= Smokii Sumac =

Ktunaxa and transmasculine poet

Smokii Sumac is a Ktunaxa and transmasculine poet whose first book of poetry, you are enough: love poems for the end of the world was published in 2018 by Kegedonce Press. The unpublished draft manuscript of the book, then titled "#haikuaday", won the inaugural Indigenous Voices Award for Unpublished English Poetry, while the book itself was awarded the 2019 Indigenous Voices Award for English Poetry.

==Early life and education==

Sumac grew up in Invermere, British Columbia. He attended the David Thompson Secondary School. He has talked openly about his recovery from alcoholism and addiction. He credits the Canadian Festival of Spoken Word in 2017 with inspiring him to begin writing poetry.

Formerly, he was a PhD Candidate in Indigenous Studies at Trent University, where he researched "coming home" stories from a Ktunaxa adoptee and two-spirit perspective.

==Literary career==
His work has been published in Write Magazine, Electric City Magazine and Canadian Literature.

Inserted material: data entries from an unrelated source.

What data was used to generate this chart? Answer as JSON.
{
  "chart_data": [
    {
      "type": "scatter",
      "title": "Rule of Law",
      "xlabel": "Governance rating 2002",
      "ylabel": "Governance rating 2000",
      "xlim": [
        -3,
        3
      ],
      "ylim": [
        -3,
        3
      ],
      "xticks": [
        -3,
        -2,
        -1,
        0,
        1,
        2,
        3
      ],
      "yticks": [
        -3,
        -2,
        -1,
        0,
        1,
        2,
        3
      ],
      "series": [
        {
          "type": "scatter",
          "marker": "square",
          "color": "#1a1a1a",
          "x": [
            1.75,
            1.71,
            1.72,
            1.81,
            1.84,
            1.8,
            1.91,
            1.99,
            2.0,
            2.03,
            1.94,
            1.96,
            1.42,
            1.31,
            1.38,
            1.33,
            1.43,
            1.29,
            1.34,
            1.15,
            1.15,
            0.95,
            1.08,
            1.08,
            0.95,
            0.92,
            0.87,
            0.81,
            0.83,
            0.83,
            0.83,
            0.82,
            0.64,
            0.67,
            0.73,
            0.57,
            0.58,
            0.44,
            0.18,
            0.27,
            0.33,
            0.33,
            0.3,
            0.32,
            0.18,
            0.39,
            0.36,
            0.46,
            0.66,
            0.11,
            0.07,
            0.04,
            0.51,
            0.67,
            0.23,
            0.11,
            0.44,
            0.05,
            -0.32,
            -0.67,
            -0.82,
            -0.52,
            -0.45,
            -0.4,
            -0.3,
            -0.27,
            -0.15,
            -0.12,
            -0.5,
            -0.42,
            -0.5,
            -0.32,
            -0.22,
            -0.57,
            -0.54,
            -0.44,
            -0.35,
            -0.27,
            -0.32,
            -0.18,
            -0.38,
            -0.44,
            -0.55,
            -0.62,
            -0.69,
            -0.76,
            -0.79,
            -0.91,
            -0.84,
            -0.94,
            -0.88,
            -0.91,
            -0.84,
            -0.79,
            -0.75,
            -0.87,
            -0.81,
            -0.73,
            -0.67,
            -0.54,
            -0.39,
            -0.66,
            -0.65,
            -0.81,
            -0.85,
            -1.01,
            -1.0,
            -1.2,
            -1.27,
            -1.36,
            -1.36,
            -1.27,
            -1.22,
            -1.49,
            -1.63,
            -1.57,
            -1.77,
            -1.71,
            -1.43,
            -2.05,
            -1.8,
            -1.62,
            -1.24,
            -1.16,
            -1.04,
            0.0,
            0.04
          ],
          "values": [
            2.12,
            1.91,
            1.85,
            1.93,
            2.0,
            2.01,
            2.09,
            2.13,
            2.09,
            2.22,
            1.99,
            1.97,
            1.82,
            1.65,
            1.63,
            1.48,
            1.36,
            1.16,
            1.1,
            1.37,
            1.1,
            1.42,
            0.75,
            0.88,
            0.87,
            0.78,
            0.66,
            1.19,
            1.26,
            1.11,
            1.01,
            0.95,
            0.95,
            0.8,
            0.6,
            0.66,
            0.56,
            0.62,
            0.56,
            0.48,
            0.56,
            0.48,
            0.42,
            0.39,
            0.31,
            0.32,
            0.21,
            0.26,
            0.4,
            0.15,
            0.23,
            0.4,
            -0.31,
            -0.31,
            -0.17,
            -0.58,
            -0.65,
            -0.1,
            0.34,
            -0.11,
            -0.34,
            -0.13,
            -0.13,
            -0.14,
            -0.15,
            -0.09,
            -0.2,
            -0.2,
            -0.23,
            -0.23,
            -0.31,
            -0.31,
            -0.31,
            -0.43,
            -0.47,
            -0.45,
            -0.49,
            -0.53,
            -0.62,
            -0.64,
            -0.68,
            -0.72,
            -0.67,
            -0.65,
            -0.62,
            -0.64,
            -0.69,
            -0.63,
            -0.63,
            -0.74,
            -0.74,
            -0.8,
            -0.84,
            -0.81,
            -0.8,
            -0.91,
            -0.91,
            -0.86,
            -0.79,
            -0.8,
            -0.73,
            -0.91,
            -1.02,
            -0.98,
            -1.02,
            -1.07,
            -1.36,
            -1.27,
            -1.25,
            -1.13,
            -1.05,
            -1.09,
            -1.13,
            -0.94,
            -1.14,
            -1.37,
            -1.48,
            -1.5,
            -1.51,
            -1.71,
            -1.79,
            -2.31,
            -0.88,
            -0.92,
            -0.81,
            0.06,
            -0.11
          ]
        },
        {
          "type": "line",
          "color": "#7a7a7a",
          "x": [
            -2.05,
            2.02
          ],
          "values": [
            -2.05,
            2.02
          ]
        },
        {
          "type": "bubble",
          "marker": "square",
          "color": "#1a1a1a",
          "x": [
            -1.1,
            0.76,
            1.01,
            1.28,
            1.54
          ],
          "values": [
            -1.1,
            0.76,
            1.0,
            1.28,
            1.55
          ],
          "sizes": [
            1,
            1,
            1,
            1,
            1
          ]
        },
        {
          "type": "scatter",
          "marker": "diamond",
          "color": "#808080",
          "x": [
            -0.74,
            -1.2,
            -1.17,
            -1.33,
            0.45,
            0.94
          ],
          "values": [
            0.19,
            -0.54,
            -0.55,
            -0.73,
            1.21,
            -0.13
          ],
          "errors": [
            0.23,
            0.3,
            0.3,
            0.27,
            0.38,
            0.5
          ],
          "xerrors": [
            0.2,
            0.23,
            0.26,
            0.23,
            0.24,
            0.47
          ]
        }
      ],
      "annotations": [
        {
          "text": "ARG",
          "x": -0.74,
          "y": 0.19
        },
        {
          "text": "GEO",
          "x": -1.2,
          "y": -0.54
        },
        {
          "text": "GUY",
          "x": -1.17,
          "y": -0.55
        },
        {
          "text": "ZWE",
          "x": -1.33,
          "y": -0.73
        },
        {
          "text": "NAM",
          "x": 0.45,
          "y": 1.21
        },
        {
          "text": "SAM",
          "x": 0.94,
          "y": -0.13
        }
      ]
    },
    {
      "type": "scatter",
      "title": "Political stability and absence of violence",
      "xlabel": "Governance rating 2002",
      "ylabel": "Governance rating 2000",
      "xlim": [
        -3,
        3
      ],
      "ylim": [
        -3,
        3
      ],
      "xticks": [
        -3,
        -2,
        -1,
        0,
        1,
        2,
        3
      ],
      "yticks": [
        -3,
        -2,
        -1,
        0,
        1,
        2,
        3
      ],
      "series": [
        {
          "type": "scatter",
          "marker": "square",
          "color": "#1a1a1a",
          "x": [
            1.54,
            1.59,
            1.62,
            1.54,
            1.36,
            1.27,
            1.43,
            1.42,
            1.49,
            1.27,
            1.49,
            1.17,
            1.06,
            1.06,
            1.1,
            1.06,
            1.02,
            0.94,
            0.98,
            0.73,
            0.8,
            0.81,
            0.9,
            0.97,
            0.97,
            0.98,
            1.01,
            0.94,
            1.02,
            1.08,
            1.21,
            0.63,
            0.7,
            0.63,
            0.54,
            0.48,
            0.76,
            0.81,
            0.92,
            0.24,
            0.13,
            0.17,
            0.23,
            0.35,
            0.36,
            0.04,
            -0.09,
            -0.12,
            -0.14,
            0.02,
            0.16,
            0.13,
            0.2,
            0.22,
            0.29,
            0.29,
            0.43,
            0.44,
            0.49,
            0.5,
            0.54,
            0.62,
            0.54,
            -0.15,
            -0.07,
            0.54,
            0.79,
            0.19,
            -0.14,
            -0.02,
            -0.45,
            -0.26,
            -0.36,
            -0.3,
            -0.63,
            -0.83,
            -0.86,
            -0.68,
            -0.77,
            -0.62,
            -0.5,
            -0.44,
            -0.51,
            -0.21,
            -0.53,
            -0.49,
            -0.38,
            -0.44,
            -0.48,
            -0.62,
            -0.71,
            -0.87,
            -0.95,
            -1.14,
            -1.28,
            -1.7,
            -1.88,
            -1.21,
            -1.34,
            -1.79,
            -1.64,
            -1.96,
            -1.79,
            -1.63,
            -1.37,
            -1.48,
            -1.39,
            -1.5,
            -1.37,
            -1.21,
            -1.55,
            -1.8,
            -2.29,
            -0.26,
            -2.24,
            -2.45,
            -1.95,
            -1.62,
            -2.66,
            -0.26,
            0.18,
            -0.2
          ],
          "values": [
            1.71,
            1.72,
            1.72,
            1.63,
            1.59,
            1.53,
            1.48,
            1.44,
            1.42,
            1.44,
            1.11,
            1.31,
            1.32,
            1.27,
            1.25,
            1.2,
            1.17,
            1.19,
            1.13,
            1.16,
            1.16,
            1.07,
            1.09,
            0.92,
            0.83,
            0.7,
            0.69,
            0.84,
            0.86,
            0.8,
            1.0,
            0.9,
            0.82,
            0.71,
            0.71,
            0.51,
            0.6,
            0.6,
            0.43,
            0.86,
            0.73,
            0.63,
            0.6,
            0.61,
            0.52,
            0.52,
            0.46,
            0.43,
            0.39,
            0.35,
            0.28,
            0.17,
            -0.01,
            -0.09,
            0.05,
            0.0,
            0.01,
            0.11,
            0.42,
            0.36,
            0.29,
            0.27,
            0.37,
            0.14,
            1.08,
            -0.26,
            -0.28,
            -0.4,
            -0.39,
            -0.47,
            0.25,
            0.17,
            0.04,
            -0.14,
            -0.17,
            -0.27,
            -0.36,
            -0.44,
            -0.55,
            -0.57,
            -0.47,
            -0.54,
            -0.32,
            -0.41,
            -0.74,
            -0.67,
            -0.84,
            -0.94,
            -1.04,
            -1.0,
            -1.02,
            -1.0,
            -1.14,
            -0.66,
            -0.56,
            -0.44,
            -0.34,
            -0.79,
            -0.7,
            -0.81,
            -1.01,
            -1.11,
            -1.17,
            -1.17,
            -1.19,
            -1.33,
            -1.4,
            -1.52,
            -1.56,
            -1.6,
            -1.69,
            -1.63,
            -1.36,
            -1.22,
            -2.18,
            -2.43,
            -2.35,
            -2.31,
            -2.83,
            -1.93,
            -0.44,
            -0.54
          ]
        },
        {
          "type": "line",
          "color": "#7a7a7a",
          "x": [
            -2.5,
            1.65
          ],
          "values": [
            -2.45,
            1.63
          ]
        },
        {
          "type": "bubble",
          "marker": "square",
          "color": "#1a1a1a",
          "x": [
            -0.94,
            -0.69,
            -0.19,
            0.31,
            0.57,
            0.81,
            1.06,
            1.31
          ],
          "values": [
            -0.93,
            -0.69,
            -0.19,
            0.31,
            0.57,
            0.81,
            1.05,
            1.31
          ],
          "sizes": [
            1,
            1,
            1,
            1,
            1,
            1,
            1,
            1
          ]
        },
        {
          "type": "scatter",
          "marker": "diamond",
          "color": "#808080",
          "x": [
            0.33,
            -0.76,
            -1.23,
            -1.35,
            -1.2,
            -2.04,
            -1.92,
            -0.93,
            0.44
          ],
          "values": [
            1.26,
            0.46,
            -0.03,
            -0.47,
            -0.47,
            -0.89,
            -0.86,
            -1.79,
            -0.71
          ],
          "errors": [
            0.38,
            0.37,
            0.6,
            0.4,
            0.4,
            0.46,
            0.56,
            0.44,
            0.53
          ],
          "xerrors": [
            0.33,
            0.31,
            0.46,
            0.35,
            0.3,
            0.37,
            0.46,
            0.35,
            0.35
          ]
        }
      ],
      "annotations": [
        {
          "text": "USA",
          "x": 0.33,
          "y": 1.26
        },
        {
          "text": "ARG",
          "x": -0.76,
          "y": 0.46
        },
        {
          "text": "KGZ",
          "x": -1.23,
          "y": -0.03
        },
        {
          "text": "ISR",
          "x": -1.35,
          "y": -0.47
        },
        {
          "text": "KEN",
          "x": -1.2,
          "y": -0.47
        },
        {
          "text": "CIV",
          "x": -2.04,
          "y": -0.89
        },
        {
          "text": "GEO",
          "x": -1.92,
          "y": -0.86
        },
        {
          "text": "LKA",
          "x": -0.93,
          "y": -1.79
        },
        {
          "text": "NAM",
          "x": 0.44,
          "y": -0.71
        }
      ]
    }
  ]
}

you are enough has been favorably reviewed in publications including Muskrat Magazine and Transmotion. He has performed at various events and venues including the Queer Arts Festival in 2018 and PoetryNOW: 11th Annual Battle of the Bards in 2019. In 2020 Sumac was named as a finalist for the Dayne Ogilvie Prize for emerging LGBTQ writers.

Sumac's poetry is noted for its frankness about matters of sex and grief. Literary critic James Mackay discusses Sumac's work as a product of social media, comparing it to Instapoetry, arguing that "the hashtags in Sumac's work serve to restructure the poems away from being singular units and into becoming fluid and interlinked units of a larger discussion."

==Personal life==
In addition to writing, Sumac dedicates much of his work to Indigenous and LGBTQ communities. He currently serves as Interim Senior Manager for Education and Employment with the Ktunaxa Nation.

Sumac identifies as two-spirit, trans masculine, "as an uncle and an auntie". He currently lives in both Peterborough, Ontario and Ithaca, New York with his family and their dog.

==Publications==

=== Poetry collections ===

- you are enough: love poems for the end of the world. Kegedonce, 2018.
- Born Sacred: Poems for Palestine. Foreword by Zaynab Mohammed. Fernwood Publishing, 2025.

=== Poems and essays ===
- "there are hierarchies of grief". 2016 Canadian Literature.
- "All My Relations": Aunties, Cousins, and Indigenous Methods of Recognition. 2017 Write Magazine.
- "No Pipelines on Stolen Native Land". 2017 Electric City Magazine.
- "Two Spirit and Queer Indigenous Resurgence through Sci-Fi Futurisms, Doubleweaving, and Historical Re-Imaginings: A Review Essay". published on July 31, 2018, for Kent University.
- "Just Make Me Look Like Aquaman". Tea and Bannock, 2020.